私は円形の奇妙な研究室のなかで、醜怪な蜘蛛類にかこまれながら、思わずも故辻川博士の懐旧にふけったが、ふと気がつくと、テーブルの灰皿にはいつのまにすったのか、吸殻が林のように立っていた。私は時間のうつったのに驚きながら立ちあがって、念のためにもう一度、飼育函のなかの蜘蛛類を観察して、それらの処分法について、頭のなかに一つのプランをつくりあげた。そこで、私がこの研究室にやってきた目的はたっせられたわけであるから、私は前にものべたとおりこの部屋に出入する唯一のドアに手をかけて静かに内側に開いて、なにげなく一歩外へふみだそうとしたが、そのときに私はアッと叫んで、グラグラとしながらドアにしがみついた。私はもうすこしのことで直下三十尺を墜落するところだったのだ。それはなんと不可思議なことであろう。ドアの外にはたしかにあるべきはずの踊り場も階段も、影も形もなく消え失せているのだった! はるかに脚下には三十尺の支柱の土台となっている円形のコンクリートの地盤が、私をさそうように冷たくよこたわっている。

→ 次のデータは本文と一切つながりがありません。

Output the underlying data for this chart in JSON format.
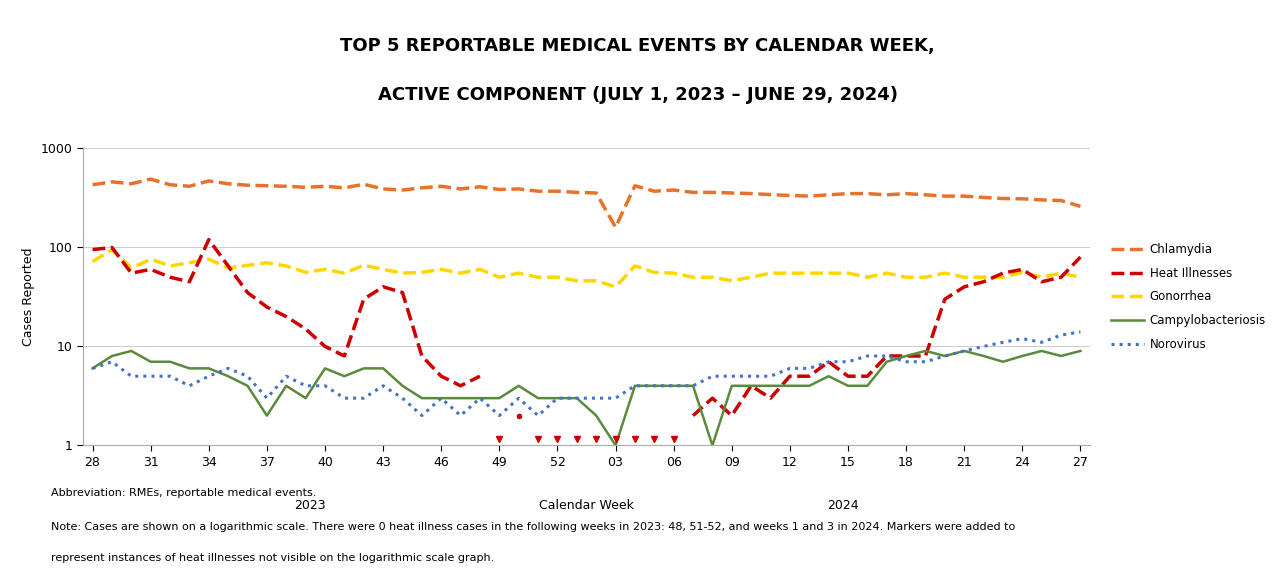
{
  "title_line1": "TOP 5 REPORTABLE MEDICAL EVENTS BY CALENDAR WEEK,",
  "title_line2": "ACTIVE COMPONENT (JULY 1, 2023 – JUNE 29, 2024)",
  "xlabel": "Calendar Week",
  "ylabel": "Cases Reported",
  "title_bg": "#e6e6f0",
  "plot_bg": "#ffffff",
  "fig_bg": "#ffffff",
  "xtick_labels": [
    "28",
    "31",
    "34",
    "37",
    "40",
    "43",
    "46",
    "49",
    "52",
    "03",
    "06",
    "09",
    "12",
    "15",
    "18",
    "21",
    "24",
    "27"
  ],
  "ylim": [
    1,
    1000
  ],
  "yticks": [
    1,
    10,
    100,
    1000
  ],
  "note1": "Abbreviation: RMEs, reportable medical events.",
  "note2": "Note: Cases are shown on a logarithmic scale. There were 0 heat illness cases in the following weeks in 2023: 48, 51-52, and weeks 1 and 3 in 2024. Markers were added to",
  "note3": "represent instances of heat illnesses not visible on the logarithmic scale graph.",
  "chlamydia": {
    "label": "Chlamydia",
    "color": "#E8722A",
    "linestyle": "--",
    "linewidth": 2.5,
    "values": [
      430,
      460,
      440,
      490,
      430,
      415,
      470,
      440,
      425,
      420,
      415,
      405,
      415,
      400,
      435,
      390,
      380,
      400,
      415,
      390,
      410,
      385,
      390,
      370,
      370,
      360,
      355,
      160,
      420,
      370,
      380,
      360,
      360,
      355,
      350,
      342,
      335,
      330,
      340,
      350,
      350,
      340,
      350,
      340,
      330,
      330,
      320,
      312,
      310,
      302,
      298,
      260
    ]
  },
  "gonorrhea": {
    "label": "Gonorrhea",
    "color": "#FFD700",
    "linestyle": "--",
    "linewidth": 2.5,
    "values": [
      72,
      95,
      62,
      76,
      65,
      70,
      76,
      62,
      66,
      70,
      65,
      56,
      60,
      55,
      66,
      60,
      55,
      56,
      60,
      55,
      60,
      50,
      55,
      50,
      50,
      46,
      46,
      40,
      65,
      56,
      55,
      50,
      50,
      46,
      50,
      55,
      55,
      55,
      55,
      55,
      50,
      55,
      50,
      50,
      55,
      50,
      50,
      50,
      56,
      50,
      55,
      50
    ]
  },
  "heat_illnesses": {
    "label": "Heat Illnesses",
    "color": "#CC0000",
    "linestyle": "--",
    "linewidth": 2.5,
    "values": [
      95,
      100,
      55,
      60,
      50,
      45,
      120,
      65,
      35,
      25,
      20,
      15,
      10,
      8,
      30,
      40,
      35,
      8,
      5,
      4,
      5,
      null,
      2,
      null,
      null,
      null,
      null,
      null,
      null,
      null,
      null,
      2,
      3,
      2,
      4,
      3,
      5,
      5,
      7,
      5,
      5,
      8,
      8,
      8,
      30,
      40,
      45,
      55,
      60,
      45,
      50,
      80
    ]
  },
  "campylobacteriosis": {
    "label": "Campylobacteriosis",
    "color": "#5B8A3C",
    "linestyle": "-",
    "linewidth": 1.8,
    "values": [
      6,
      8,
      9,
      7,
      7,
      6,
      6,
      5,
      4,
      2,
      4,
      3,
      6,
      5,
      6,
      6,
      4,
      3,
      3,
      3,
      3,
      3,
      4,
      3,
      3,
      3,
      2,
      1,
      4,
      4,
      4,
      4,
      1,
      4,
      4,
      4,
      4,
      4,
      5,
      4,
      4,
      7,
      8,
      9,
      8,
      9,
      8,
      7,
      8,
      9,
      8,
      9
    ]
  },
  "norovirus": {
    "label": "Norovirus",
    "color": "#4472C4",
    "linestyle": ":",
    "linewidth": 2.2,
    "values": [
      6,
      7,
      5,
      5,
      5,
      4,
      5,
      6,
      5,
      3,
      5,
      4,
      4,
      3,
      3,
      4,
      3,
      2,
      3,
      2,
      3,
      2,
      3,
      2,
      3,
      3,
      3,
      3,
      4,
      4,
      4,
      4,
      5,
      5,
      5,
      5,
      6,
      6,
      7,
      7,
      8,
      8,
      7,
      7,
      8,
      9,
      10,
      11,
      12,
      11,
      13,
      14
    ]
  }
}
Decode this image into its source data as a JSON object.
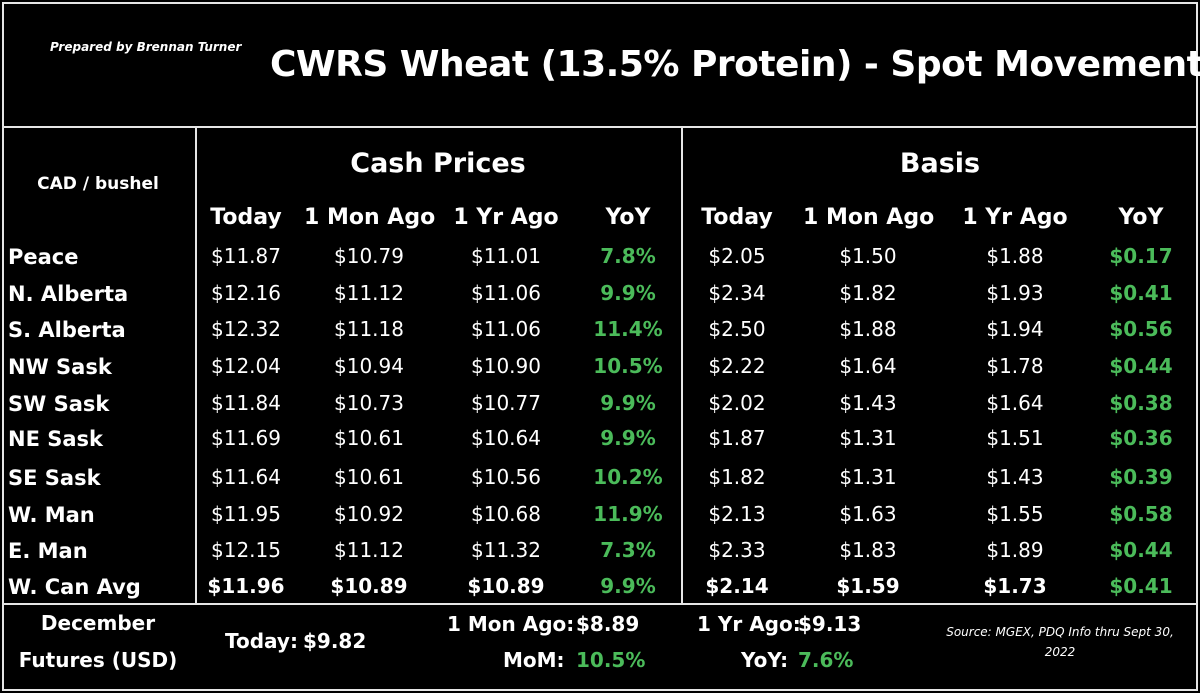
{
  "header": {
    "prepared_by": "Prepared by Brennan Turner",
    "title": "CWRS Wheat (13.5% Protein) - Spot Movement"
  },
  "chart_data": {
    "type": "table",
    "unit_label": "CAD / bushel",
    "groups": [
      "Cash Prices",
      "Basis"
    ],
    "columns": [
      "Today",
      "1 Mon Ago",
      "1 Yr Ago",
      "YoY"
    ],
    "rows": [
      {
        "region": "Peace",
        "cash": [
          "$11.87",
          "$10.79",
          "$11.01",
          "7.8%"
        ],
        "basis": [
          "$2.05",
          "$1.50",
          "$1.88",
          "$0.17"
        ]
      },
      {
        "region": "N. Alberta",
        "cash": [
          "$12.16",
          "$11.12",
          "$11.06",
          "9.9%"
        ],
        "basis": [
          "$2.34",
          "$1.82",
          "$1.93",
          "$0.41"
        ]
      },
      {
        "region": "S. Alberta",
        "cash": [
          "$12.32",
          "$11.18",
          "$11.06",
          "11.4%"
        ],
        "basis": [
          "$2.50",
          "$1.88",
          "$1.94",
          "$0.56"
        ]
      },
      {
        "region": "NW Sask",
        "cash": [
          "$12.04",
          "$10.94",
          "$10.90",
          "10.5%"
        ],
        "basis": [
          "$2.22",
          "$1.64",
          "$1.78",
          "$0.44"
        ]
      },
      {
        "region": "SW Sask",
        "cash": [
          "$11.84",
          "$10.73",
          "$10.77",
          "9.9%"
        ],
        "basis": [
          "$2.02",
          "$1.43",
          "$1.64",
          "$0.38"
        ]
      },
      {
        "region": "NE Sask",
        "cash": [
          "$11.69",
          "$10.61",
          "$10.64",
          "9.9%"
        ],
        "basis": [
          "$1.87",
          "$1.31",
          "$1.51",
          "$0.36"
        ]
      },
      {
        "region": "SE Sask",
        "cash": [
          "$11.64",
          "$10.61",
          "$10.56",
          "10.2%"
        ],
        "basis": [
          "$1.82",
          "$1.31",
          "$1.43",
          "$0.39"
        ]
      },
      {
        "region": "W. Man",
        "cash": [
          "$11.95",
          "$10.92",
          "$10.68",
          "11.9%"
        ],
        "basis": [
          "$2.13",
          "$1.63",
          "$1.55",
          "$0.58"
        ]
      },
      {
        "region": "E. Man",
        "cash": [
          "$12.15",
          "$11.12",
          "$11.32",
          "7.3%"
        ],
        "basis": [
          "$2.33",
          "$1.83",
          "$1.89",
          "$0.44"
        ]
      },
      {
        "region": "W. Can Avg",
        "cash": [
          "$11.96",
          "$10.89",
          "$10.89",
          "9.9%"
        ],
        "basis": [
          "$2.14",
          "$1.59",
          "$1.73",
          "$0.41"
        ]
      }
    ]
  },
  "futures": {
    "label_line1": "December",
    "label_line2": "Futures (USD)",
    "today_label": "Today:",
    "today_value": "$9.82",
    "mon_label": "1 Mon Ago:",
    "mon_value": "$8.89",
    "mom_label": "MoM:",
    "mom_value": "10.5%",
    "yr_label": "1 Yr Ago:",
    "yr_value": "$9.13",
    "yoy_label": "YoY:",
    "yoy_value": "7.6%"
  },
  "source": {
    "line1": "Source: MGEX, PDQ Info thru Sept 30,",
    "line2": "2022"
  },
  "colors": {
    "positive": "#4bbb5a",
    "text": "#ffffff",
    "background": "#000000"
  }
}
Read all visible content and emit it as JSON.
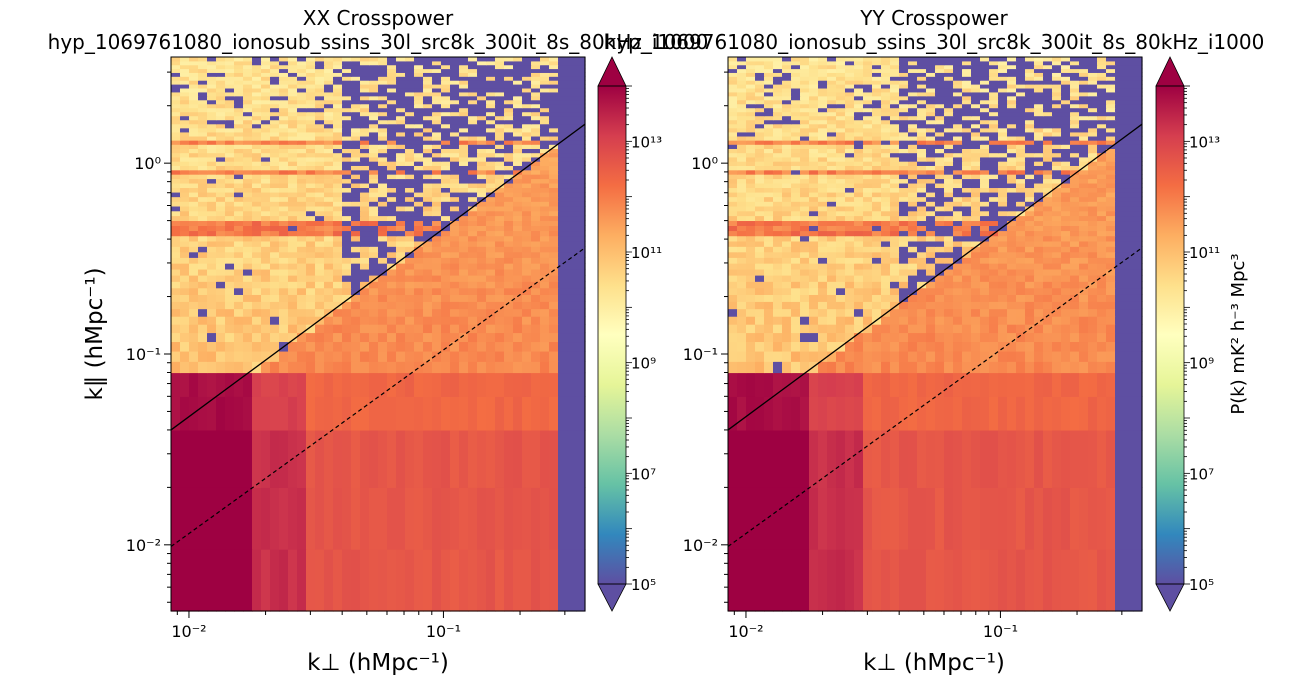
{
  "chart_data": [
    {
      "type": "heatmap",
      "title_line1": "XX Crosspower",
      "title_line2": "hyp_1069761080_ionosub_ssins_30l_src8k_300it_8s_80kHz_i1000",
      "xlabel": "k⊥ (hMpc⁻¹)",
      "ylabel": "k∥ (hMpc⁻¹)",
      "x_scale": "log",
      "y_scale": "log",
      "xlim": [
        0.0085,
        0.36
      ],
      "ylim": [
        0.0045,
        3.6
      ],
      "x_ticks": [
        {
          "value": 0.01,
          "label": "10⁻²"
        },
        {
          "value": 0.1,
          "label": "10⁻¹"
        }
      ],
      "y_ticks": [
        {
          "value": 0.01,
          "label": "10⁻²"
        },
        {
          "value": 0.1,
          "label": "10⁻¹"
        },
        {
          "value": 1,
          "label": "10⁰"
        }
      ],
      "horizon_line": {
        "style": "solid",
        "x": [
          0.0085,
          0.36
        ],
        "y": [
          0.04,
          1.6
        ]
      },
      "beam_line": {
        "style": "dashed",
        "x": [
          0.0085,
          0.36
        ],
        "y": [
          0.0098,
          0.36
        ]
      },
      "note": "log10 P(k) grid; purple cells are below range / negative"
    },
    {
      "type": "heatmap",
      "title_line1": "YY Crosspower",
      "title_line2": "hyp_1069761080_ionosub_ssins_30l_src8k_300it_8s_80kHz_i1000",
      "xlabel": "k⊥ (hMpc⁻¹)",
      "x_scale": "log",
      "y_scale": "log",
      "xlim": [
        0.0085,
        0.36
      ],
      "ylim": [
        0.0045,
        3.6
      ],
      "x_ticks": [
        {
          "value": 0.01,
          "label": "10⁻²"
        },
        {
          "value": 0.1,
          "label": "10⁻¹"
        }
      ],
      "y_ticks": [
        {
          "value": 0.01,
          "label": "10⁻²"
        },
        {
          "value": 0.1,
          "label": "10⁻¹"
        },
        {
          "value": 1,
          "label": "10⁰"
        }
      ],
      "horizon_line": {
        "style": "solid",
        "x": [
          0.0085,
          0.36
        ],
        "y": [
          0.04,
          1.6
        ]
      },
      "beam_line": {
        "style": "dashed",
        "x": [
          0.0085,
          0.36
        ],
        "y": [
          0.0098,
          0.36
        ]
      },
      "colorbar_label": "P(k) mK² h⁻³ Mpc³"
    }
  ],
  "colorbar": {
    "scale": "log",
    "range": [
      100000,
      100000000000000
    ],
    "ticks": [
      {
        "value": 100000,
        "label": "10⁵"
      },
      {
        "value": 10000000,
        "label": "10⁷"
      },
      {
        "value": 1000000000,
        "label": "10⁹"
      },
      {
        "value": 100000000000,
        "label": "10¹¹"
      },
      {
        "value": 10000000000000,
        "label": "10¹³"
      }
    ],
    "colormap": "Spectral_r",
    "extend": "both"
  }
}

私はいくどか眼をこすって見直した。しかし、錯覚でもなんでもなかった。私は室内を見まわした。しかし、むろん、ここ以外にドアがあろうはずがない。私はドアをバタリと閉めて、よろめきながら室内にはいって、ひとつひとつ窓をのぞきまわった。すると、どうだ。踊り場とそれへかけられた階段は三つ目の窓の下にくっついていた。
私は茫然とした。窓から踊り場に飛びおりれば、私は階下へおりることはできる。だからこの奇妙な塔上に閉じこめられることはまぬがれることができるのだが、しかし、きんきん一時間ぐらいの間に鉄筋コンクリートの階段が移動したとはなんと不思議千万ではないか。
しばらく茫然と突ったっているうちに、私はふとあることに思いついた。私は窓から差込んでいる日足をじっと観察した。それから窓外にそびえている大木をじっと観察した。